How to assess the risks associated with agentic workflows in AI systems

2

Why prompt injection poses a significant threat to LLMs in autonomous systems

3

When to implement taint tracing for sensitive tools in AI workflows

4

How to classify AI systems based on their autonomy levels

Prerequisites & Requirements

  • Understanding of AI workflows and security principles

Key Questions Answered

What are the different levels of autonomy in AI systems?
The article classifies AI systems into four levels of autonomy: Level 0 (Inference API), Level 1 (Deterministic system), Level 2 (Weakly autonomous system), and Level 3 (Fully autonomous system). Each level describes how user requests trigger inference calls and the complexity of decision-making involved.
How can prompt injection affect LLMs in agentic systems?
Prompt injection can occur in two forms: direct and indirect. Direct prompt injection happens when an adversary manipulates their own session, while indirect prompt injection involves malicious data affecting another user's session, posing significant risks to the integrity of LLM outputs.
What security controls are recommended for different autonomy levels?
For Level 0, standard API security is advised.
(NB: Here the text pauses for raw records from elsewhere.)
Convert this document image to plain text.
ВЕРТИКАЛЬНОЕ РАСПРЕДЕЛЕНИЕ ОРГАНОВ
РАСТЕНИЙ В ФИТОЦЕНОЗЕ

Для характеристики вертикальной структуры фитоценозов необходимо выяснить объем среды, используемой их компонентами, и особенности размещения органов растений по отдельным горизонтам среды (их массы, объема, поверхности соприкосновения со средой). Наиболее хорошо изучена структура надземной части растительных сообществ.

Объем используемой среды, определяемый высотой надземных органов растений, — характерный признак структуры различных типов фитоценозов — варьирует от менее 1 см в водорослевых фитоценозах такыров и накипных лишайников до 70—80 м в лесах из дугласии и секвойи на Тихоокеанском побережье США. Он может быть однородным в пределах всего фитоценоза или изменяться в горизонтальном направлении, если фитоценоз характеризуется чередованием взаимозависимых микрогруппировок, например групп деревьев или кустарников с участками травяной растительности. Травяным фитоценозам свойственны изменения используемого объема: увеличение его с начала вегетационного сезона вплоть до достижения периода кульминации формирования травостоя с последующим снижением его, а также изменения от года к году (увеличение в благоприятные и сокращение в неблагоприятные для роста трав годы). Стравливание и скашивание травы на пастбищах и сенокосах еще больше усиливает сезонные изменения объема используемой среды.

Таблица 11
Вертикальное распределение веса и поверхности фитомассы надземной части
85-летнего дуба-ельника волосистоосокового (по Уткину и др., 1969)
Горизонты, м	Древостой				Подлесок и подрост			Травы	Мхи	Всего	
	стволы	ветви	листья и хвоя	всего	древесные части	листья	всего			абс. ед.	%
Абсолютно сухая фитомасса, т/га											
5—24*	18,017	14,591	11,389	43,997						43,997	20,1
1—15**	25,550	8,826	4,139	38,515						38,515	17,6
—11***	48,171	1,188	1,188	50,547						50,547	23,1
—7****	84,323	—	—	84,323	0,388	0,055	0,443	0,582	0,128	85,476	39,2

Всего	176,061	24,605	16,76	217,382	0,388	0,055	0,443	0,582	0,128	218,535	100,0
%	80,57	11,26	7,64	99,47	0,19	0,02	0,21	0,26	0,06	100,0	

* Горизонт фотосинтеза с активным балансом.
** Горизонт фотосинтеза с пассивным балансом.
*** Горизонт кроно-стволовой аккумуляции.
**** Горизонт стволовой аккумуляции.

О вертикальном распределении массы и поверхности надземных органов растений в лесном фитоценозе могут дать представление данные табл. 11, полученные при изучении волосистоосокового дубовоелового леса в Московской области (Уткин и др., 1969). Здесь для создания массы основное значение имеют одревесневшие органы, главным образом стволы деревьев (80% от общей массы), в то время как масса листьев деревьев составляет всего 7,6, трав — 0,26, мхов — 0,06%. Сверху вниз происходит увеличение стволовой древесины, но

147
Level 1 systems should manually trace data flows to prevent untrusted data from entering sensitive plugins. Level 2 systems require enumeration of data flows and potential sanitization, while Level 3 systems necessitate taint tracing and mandatory sanitization of untrusted data.
What is taint tracing and when should it be used?
Taint tracing is a method for marking execution flows that have received untrusted data, requiring manual re-authorization for sensitive tools. It is particularly important in Level 3 systems where the complexity of workflows makes tracking untrusted data challenging.

Technologies & Tools

Backend
Nvidia Nim Microservice
Serves as an example of a Level 0 system where a single user request results in a single inference call.
Backend
Nvidia Generative Virtual Screening For Drug Discovery Blueprint
Illustrates a Level 1 deterministic system where multiple inference requests are triggered in a predetermined order.
Backend
Nvidia Vulnerability Analysis For Container Security Blueprint
Serves as an example of a Level 3 fully autonomous system where the AI model can freely decide on actions.

Key Actionable Insights

1
Implementing taint tracing in AI systems can significantly enhance security by ensuring that any untrusted data is properly flagged and managed before it influences sensitive actions.
This is particularly crucial in Level 3 autonomous systems where the complexity of workflows can lead to unpredictable behavior if untrusted data is not adequately controlled.
2
Regularly assess the autonomy level of your AI systems to determine the appropriate security measures needed to mitigate risks associated with untrusted data.
Understanding the autonomy level helps in tailoring security controls and threat modeling strategies effectively, especially as systems evolve.
3
Ensure that sensitive plugins in AI workflows have robust isolation strategies to prevent untrusted data from impacting their operations.
This is vital in maintaining the integrity of actions taken by AI systems, especially in environments where multiple users interact with shared resources.

Common Pitfalls

1
Failing to properly isolate sensitive plugins from untrusted data can lead to significant security vulnerabilities in AI systems.
This often occurs when developers underestimate the complexity of data flows and the potential for adversarial manipulation, particularly in systems with higher autonomy levels.